I wish I could brush this off as nothing more than corporate pandering and virtue signaling from a desperate Hasbro, but there are two important truths here I can’t ignore:

One, there are women who will buy it: the physical game, and with that an affirmation of their idea that this is equality. This, a world where simply flipping the patriarchy on its head is the proper way of achieving women’s rights.

Two, it feeds the anti-feminist movement: men, and even a lot of women, already believe that feminism is what I described above; instead of women being oppressed with men as the oppressors, it’s women oppressing men.

I can’t say that Hasbro is solving a problem that never existed, because it’s making it worse.

There are those who agree that the intent of the game is what Hasbro has said is to, in part — along with “empowering women” —  “call attention” to the wage gap, as if board games are a primary source of education, let alone the fact that it would be pretty impressive for any woman today to have not heard of the wage gap. Find me a woman who first heard of it via Ms. Monopoly, and you can collect another $200 — I’m sorry, this is a woman, $240 — from me.
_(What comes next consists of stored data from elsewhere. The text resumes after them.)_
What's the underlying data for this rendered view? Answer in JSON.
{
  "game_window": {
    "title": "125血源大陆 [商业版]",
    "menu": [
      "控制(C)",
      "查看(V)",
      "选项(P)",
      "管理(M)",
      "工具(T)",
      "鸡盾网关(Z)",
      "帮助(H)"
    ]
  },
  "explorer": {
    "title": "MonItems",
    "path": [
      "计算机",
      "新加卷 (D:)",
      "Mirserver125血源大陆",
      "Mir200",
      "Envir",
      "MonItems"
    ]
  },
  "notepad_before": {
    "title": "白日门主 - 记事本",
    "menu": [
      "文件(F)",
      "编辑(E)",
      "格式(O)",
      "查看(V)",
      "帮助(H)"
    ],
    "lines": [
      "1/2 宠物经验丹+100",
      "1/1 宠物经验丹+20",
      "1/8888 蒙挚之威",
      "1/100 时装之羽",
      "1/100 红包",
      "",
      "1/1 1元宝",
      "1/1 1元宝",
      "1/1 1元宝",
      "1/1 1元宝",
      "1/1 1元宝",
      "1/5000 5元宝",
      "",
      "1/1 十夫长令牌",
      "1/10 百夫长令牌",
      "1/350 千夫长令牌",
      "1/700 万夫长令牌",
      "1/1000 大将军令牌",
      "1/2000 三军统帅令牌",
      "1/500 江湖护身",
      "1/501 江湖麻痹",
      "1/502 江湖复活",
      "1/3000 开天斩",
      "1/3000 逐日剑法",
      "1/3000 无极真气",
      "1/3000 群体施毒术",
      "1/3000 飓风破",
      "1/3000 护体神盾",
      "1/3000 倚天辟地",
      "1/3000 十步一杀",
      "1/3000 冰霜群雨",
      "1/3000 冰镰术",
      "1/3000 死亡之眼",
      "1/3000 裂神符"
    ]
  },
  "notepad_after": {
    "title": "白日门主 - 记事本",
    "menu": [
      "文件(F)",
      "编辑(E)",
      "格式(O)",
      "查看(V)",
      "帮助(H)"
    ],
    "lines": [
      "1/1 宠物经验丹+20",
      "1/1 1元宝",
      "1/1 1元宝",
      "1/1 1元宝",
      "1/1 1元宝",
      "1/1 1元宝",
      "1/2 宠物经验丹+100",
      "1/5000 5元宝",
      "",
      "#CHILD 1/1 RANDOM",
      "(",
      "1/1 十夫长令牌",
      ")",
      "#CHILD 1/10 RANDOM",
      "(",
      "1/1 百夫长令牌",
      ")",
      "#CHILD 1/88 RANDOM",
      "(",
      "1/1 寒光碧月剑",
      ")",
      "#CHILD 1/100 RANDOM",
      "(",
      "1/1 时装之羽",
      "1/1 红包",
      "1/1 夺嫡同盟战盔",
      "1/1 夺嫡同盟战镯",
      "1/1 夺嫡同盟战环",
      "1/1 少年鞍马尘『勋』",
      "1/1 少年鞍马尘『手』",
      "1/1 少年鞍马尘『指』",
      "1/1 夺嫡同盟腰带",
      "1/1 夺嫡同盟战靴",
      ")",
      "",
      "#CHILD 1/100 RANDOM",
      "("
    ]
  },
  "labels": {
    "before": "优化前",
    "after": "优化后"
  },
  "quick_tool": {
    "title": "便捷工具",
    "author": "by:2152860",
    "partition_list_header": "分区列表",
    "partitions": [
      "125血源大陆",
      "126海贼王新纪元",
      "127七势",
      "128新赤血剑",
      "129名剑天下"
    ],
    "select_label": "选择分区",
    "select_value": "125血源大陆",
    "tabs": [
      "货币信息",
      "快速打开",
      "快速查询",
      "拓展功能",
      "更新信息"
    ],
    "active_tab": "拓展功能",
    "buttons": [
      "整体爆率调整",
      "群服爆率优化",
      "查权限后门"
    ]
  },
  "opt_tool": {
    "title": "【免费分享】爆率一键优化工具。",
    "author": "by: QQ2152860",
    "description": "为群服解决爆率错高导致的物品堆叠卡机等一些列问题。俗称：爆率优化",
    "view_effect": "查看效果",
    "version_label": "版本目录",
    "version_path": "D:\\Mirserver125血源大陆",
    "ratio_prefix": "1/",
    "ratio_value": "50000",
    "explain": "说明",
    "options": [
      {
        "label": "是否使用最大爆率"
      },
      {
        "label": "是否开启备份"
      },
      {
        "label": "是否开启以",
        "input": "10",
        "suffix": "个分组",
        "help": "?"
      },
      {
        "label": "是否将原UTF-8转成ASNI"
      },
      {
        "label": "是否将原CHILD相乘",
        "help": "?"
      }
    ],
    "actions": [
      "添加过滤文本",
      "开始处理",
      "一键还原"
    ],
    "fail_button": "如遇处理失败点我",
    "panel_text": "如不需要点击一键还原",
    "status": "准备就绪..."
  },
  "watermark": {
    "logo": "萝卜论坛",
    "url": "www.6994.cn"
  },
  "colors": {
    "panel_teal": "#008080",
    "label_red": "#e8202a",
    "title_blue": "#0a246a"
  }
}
I almost like the idea of investing (Ms.) Monopoly money in female inventions on the board — women aren’t traditionally thought of as engineers or inventors, so these are nice facts to learn — but in the end, all you’re really doing is investing real money into Hasbro. And where is that money going? No word from the company indicates that it’s helping women.

It’s ironic, really. Without the existence of income inequality between men and women in the first place, there’d be no Ms. Monopoly. Hasbro’s profiting off of that inequality.

Now excuse me while I destroy men and women alike in Super Smash Bros. — admittedly using Zelda or Sheik.